No duda en crecer, pero se mantiene dentro de márgenes que descartan los estruendos. Todo tiene qué decirse en voces bajas, discretas que por momentos aparecen vívidas y con mayores acentos del crescendo final. La pulcritud de los acordes, traspasando el llanto del violín, dan la oportunidad de disfrutar a los pizzicatos -estrategia habitual del compositor- que le sirve de preámbulo para el (in)esperado cambio de carácter. La recta final, festiva, alardea la sonoridad que antes guardó como un secreto. La OSY izó sus banderas y mantuvo su fidelidad al pentagrama. Vinieron más aplausos y se dispuso, como está acostumbrada, a ganarse otros nuevos.

El delicioso legado de Zoltán Kodaly estaba prescrito para el cierre. Más danzas, ahora arrancadas de tierras húngaras, dan lugar a lo gitanesco, que se ha plantado elemental en su historia y su cultura. Las “Danzas de Galanta”, puede hacer alusión a los juramentos y cánticos romaníes; pueden estar realizadas con colores robados -cosa normal siendo gitanos- a los ritmos sudamericanos y al mestizaje entre Asia y Europa que por siglos revolucionó idiomas, costumbres y guisos. Sin escapar al embrujo, el pueblo canta con voces diferentes; Kodaly las filtra en su mente y las dibuja en forma de semicorcheas, en un papel directo a los ojos de la Sinfónica de Yucatán.
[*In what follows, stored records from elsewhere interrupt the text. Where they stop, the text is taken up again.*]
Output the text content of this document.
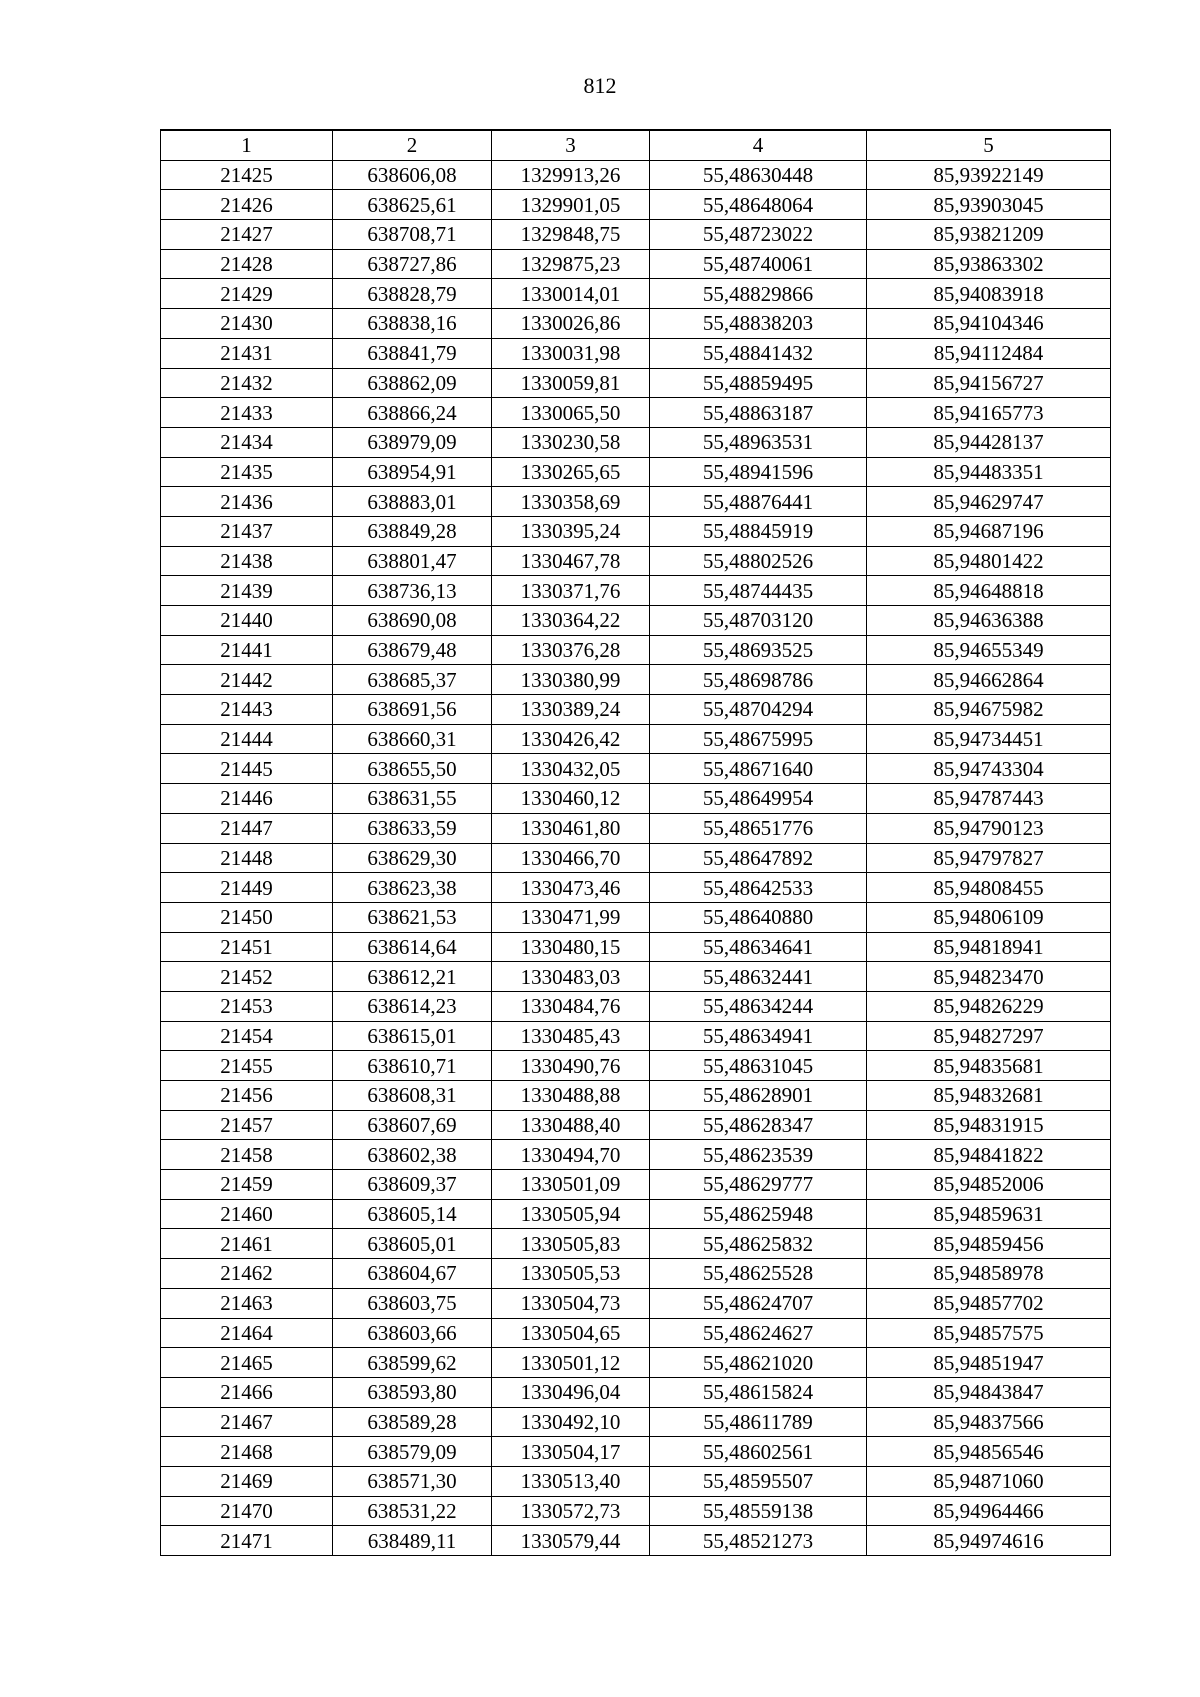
812
1	2	3	4	5
21425	638606,08	1329913,26	55,48630448	85,93922149
21426	638625,61	1329901,05	55,48648064	85,93903045
21427	638708,71	1329848,75	55,48723022	85,93821209
21428	638727,86	1329875,23	55,48740061	85,93863302
21429	638828,79	1330014,01	55,48829866	85,94083918
21430	638838,16	1330026,86	55,48838203	85,94104346
21431	638841,79	1330031,98	55,48841432	85,94112484
21432	638862,09	1330059,81	55,48859495	85,94156727
21433	638866,24	1330065,50	55,48863187	85,94165773
21434	638979,09	1330230,58	55,48963531	85,94428137
21435	638954,91	1330265,65	55,48941596	85,94483351
21436	638883,01	1330358,69	55,48876441	85,94629747
21437	638849,28	1330395,24	55,48845919	85,94687196
21438	638801,47	1330467,78	55,48802526	85,94801422
21439	638736,13	1330371,76	55,48744435	85,94648818
21440	638690,08	1330364,22	55,48703120	85,94636388
21441	638679,48	1330376,28	55,48693525	85,94655349
21442	638685,37	1330380,99	55,48698786	85,94662864
21443	638691,56	1330389,24	55,48704294	85,94675982
21444	638660,31	1330426,42	55,48675995	85,94734451
21445	638655,50	1330432,05	55,48671640	85,94743304
21446	638631,55	1330460,12	55,48649954	85,94787443
21447	638633,59	1330461,80	55,48651776	85,94790123
21448	638629,30	1330466,70	55,48647892	85,94797827
21449	638623,38	1330473,46	55,48642533	85,94808455
21450	638621,53	1330471,99	55,48640880	85,94806109
21451	638614,64	1330480,15	55,48634641	85,94818941
21452	638612,21	1330483,03	55,48632441	85,94823470
21453	638614,23	1330484,76	55,48634244	85,94826229
21454	638615,01	1330485,43	55,48634941	85,94827297
21455	638610,71	1330490,76	55,48631045	85,94835681
21456	638608,31	1330488,88	55,48628901	85,94832681
21457	638607,69	1330488,40	55,48628347	85,94831915
21458	638602,38	1330494,70	55,48623539	85,94841822
21459	638609,37	1330501,09	55,48629777	85,94852006
21460	638605,14	1330505,94	55,48625948	85,94859631
21461	638605,01	1330505,83	55,48625832	85,94859456
21462	638604,67	1330505,53	55,48625528	85,94858978
21463	638603,75	1330504,73	55,48624707	85,94857702
21464	638603,66	1330504,65	55,48624627	85,94857575
21465	638599,62	1330501,12	55,48621020	85,94851947
21466	638593,80	1330496,04	55,48615824	85,94843847
21467	638589,28	1330492,10	55,48611789	85,94837566
21468	638579,09	1330504,17	55,48602561	85,94856546
21469	638571,30	1330513,40	55,48595507	85,94871060
21470	638531,22	1330572,73	55,48559138	85,94964466
21471	638489,11	1330579,44	55,48521273	85,94974616
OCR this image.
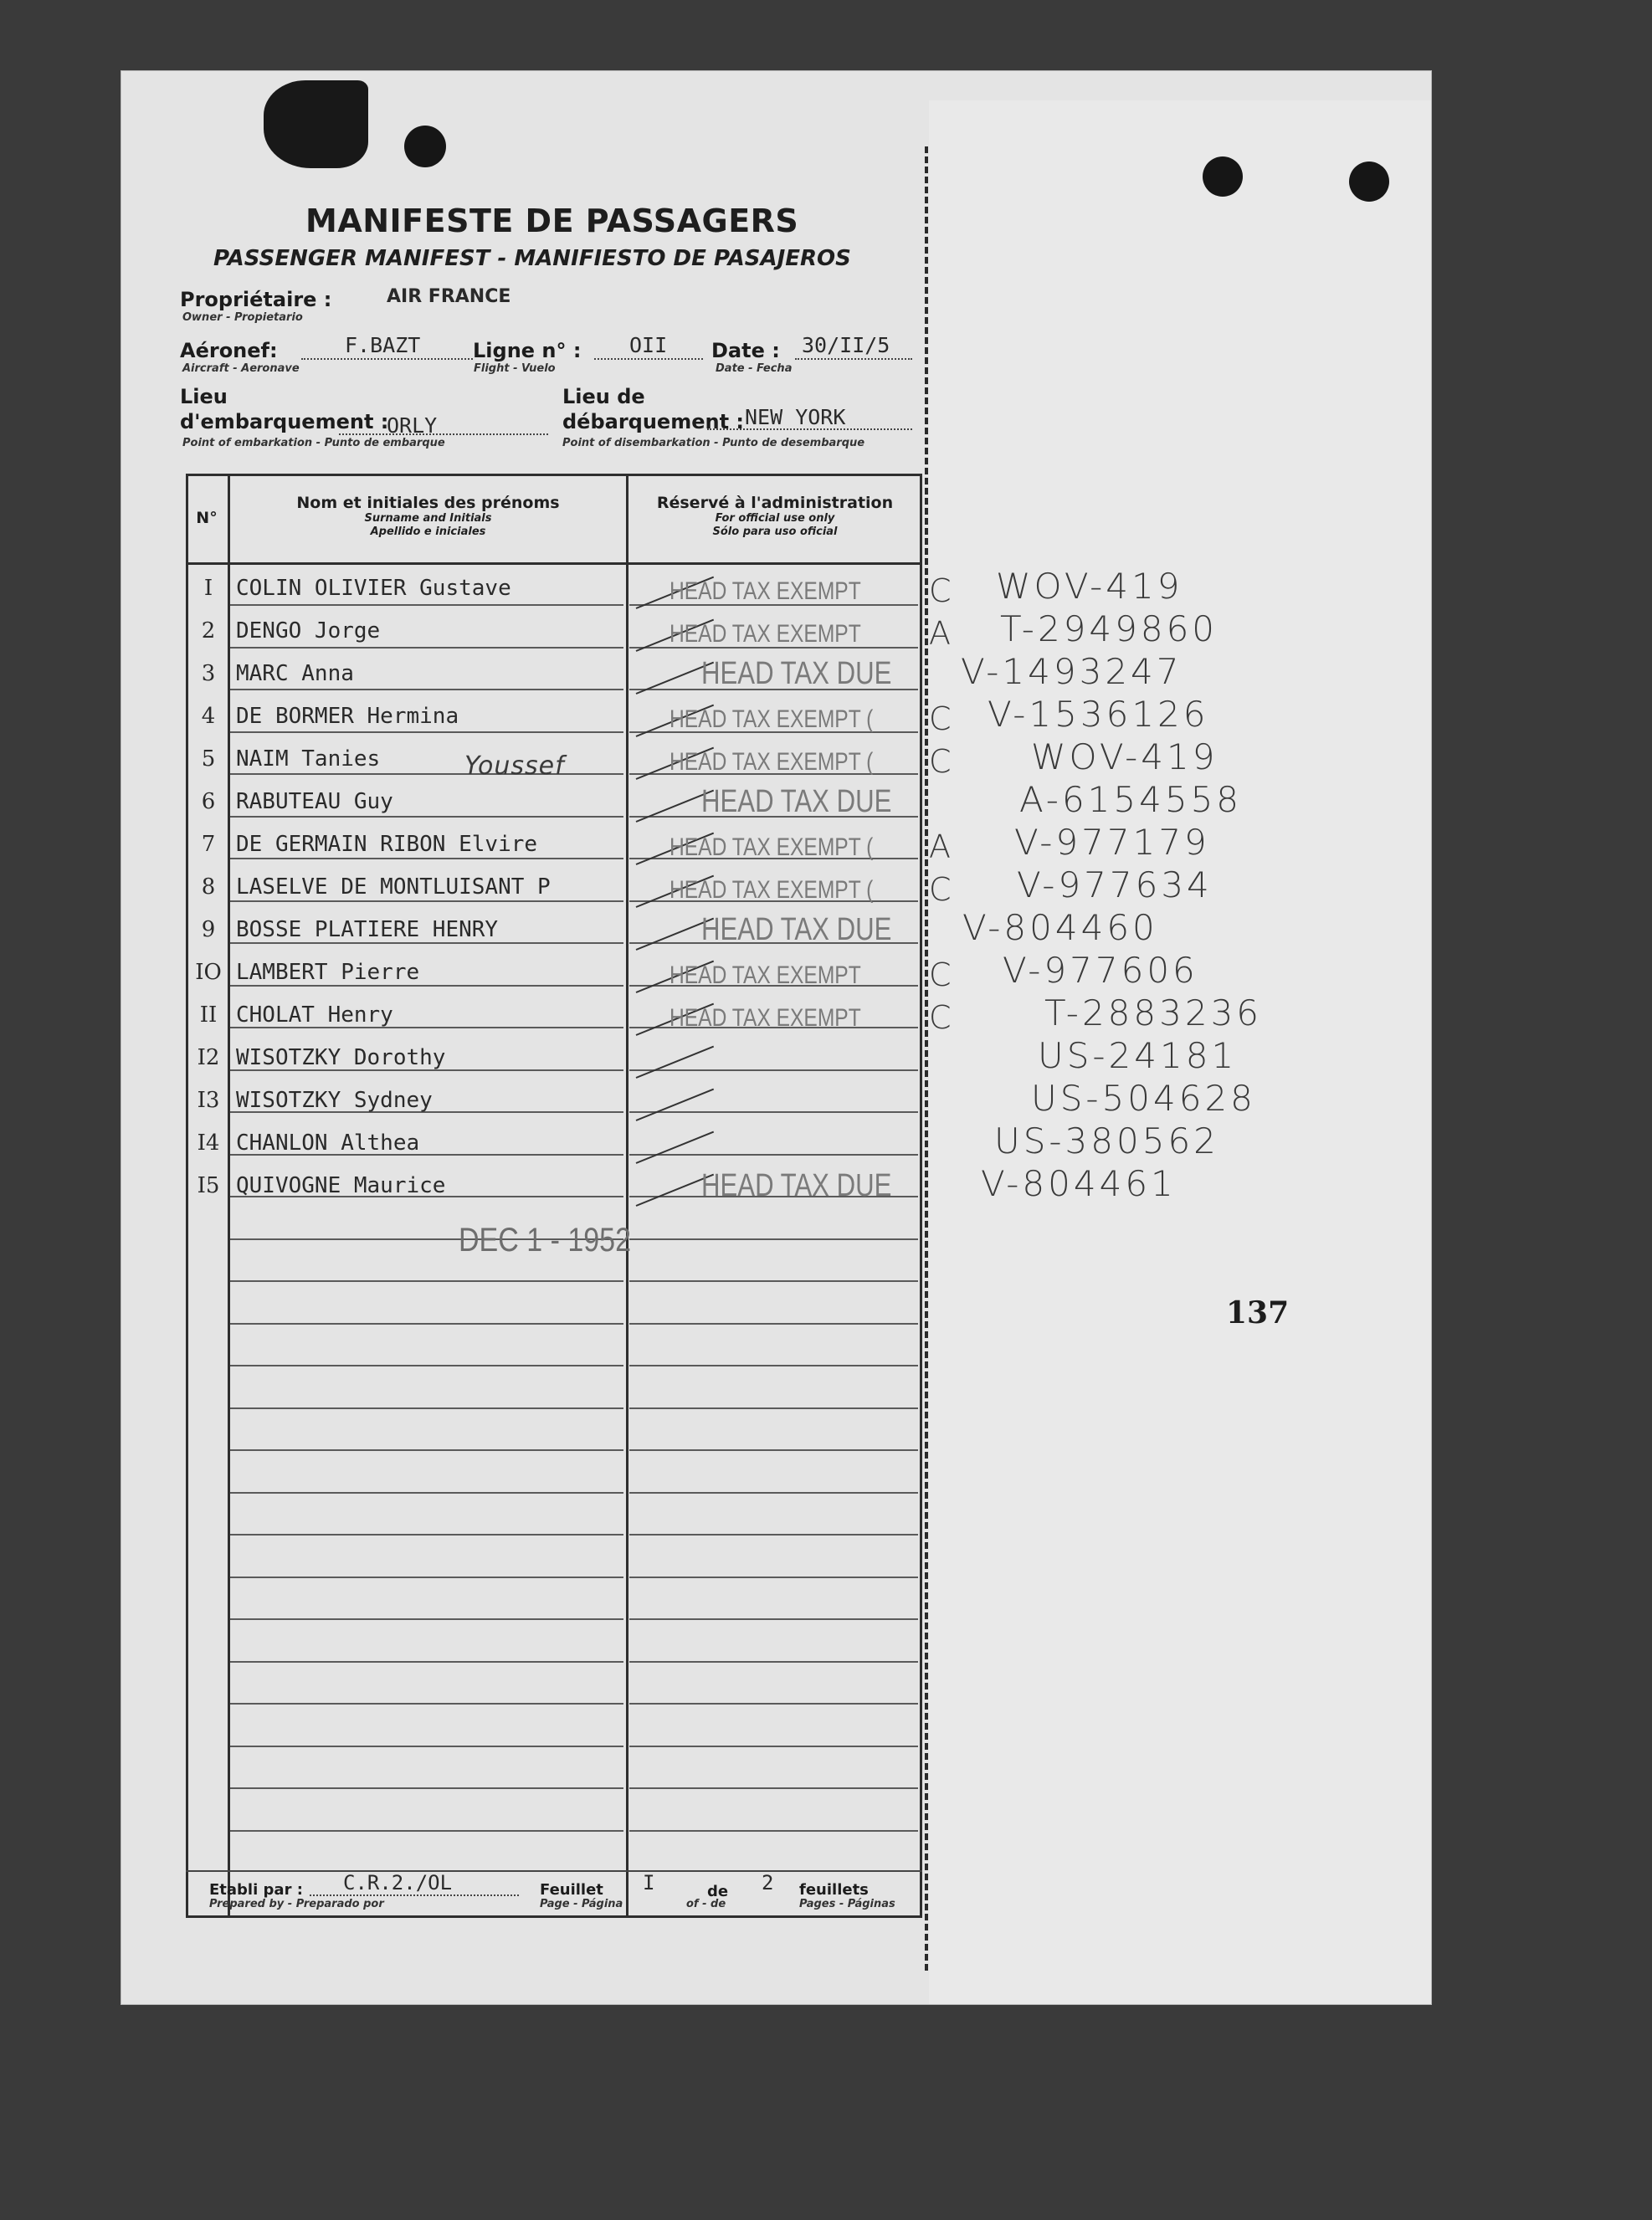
MANIFESTE DE PASSAGERS
PASSENGER MANIFEST - MANIFIESTO DE PASAJEROS
Propriétaire :
Owner - Propietario
AIR FRANCE
Aéronef:
Aircraft - Aeronave
F.BAZT	Ligne n° :
Flight - Vuelo
OII Date :
Date - Fecha
30/II/5
Lieu
d'embarquement :
Point of embarkation - Punto de embarque
ORLY
Lieu de
débarquement :
Point of disembarkation - Punto de desembarque
NEW YORK
N°
Nom et initiales des prénoms
Surname and Initials
Apellido e iniciales
Réservé à l'administration
For official use only
Sólo para uso oficial
I	COLIN OLIVIER Gustave	HEAD TAX EXEMPT C WOV-419
2 DENGO Jorge	HEAD TAX EXEMPT A T-2949860
3 MARC Anna	HEAD TAX DUE V-1493247
4 DE BORMER Hermina	HEAD TAX EXEMPT ( C V-1536126
5 NAIM Tanies	HEAD TAX EXEMPT ( C WOV-419
6 RABUTEAU Guy	HEAD TAX DUE	A-6154558
7 DE GERMAIN RIBON Elvire	HEAD TAX EXEMPT ( A V-977179
8 LASELVE DE MONTLUISANT P	HEAD TAX EXEMPT ( C V-977634
9 BOSSE PLATIERE HENRY	HEAD TAX DUE V-804460
IO LAMBERT Pierre	HEAD TAX EXEMPT C V-977606
II CHOLAT Henry	HEAD TAX EXEMPT C	T-2883236
I2 WISOTZKY Dorothy	US-24181
I3 WISOTZKY Sydney	US-504628
I4 CHANLON Althea	US-380562
I5 QUIVOGNE Maurice	HEAD TAX DUE	V-804461
Youssef
DEC 1 - 1952
137
Etabli par :
Prepared by - Preparado por
C.R.2./OL	Feuillet
Page - Página
I	de
of - de
2 feuillets
Pages - Páginas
La charla del clarinete hace un mundo nuevo, mientras la cuerda trataba de arrebatarle la palabra. Aquella conversación pronto crecería, causando sorpresa por el compás tejido de detalles que causa agobio, pero también alivio. Ahí hay un duende que marca el ritmo, un dos-un dos y la sinfónica plena tenía algo qué decir con impaciencia, mientras cada quien esperaba su turno en el enorme canto. Armonías heroicas y emotivas erizaban la piel, con la cuerda cantando muy alto para volverse suspiro, que aprovechaba el oboe para cambiar la conversación.

El uso de las percusiones, daban el sabor para imaginar una kermés eurasiática. El maestro Lomónaco pocas veces ha luchado por no bailar mientras dirige, lo que fue imposible para Alexander Ovcharov, el oboísta, que desde su asiento seguía la cadencia como nunca, imitado por violas y otros desde sus butacas, dispuestos a zapatear lo que fuere que estuvieran celebrando. Cinco fracciones avanzaron sin parpadear y cuando nadie lo esperaba, el acento conclusivo arrancó la ovación.

Cada repertorio ha sido muestra de nombres tan grandes, como el Mozart que por fortuna ha sido frecuente en esta temporada. La alternancia con otros de su calado, aunque por pares, es atinada. La apuesta de la Sinfónica de Yucatán por variar legados, además de interesante, ha tenido el mérito de interpretaciones logradas con veracidad y buen gusto. Batutas, propia y ajenas, lo demuestran. ¡Bravo!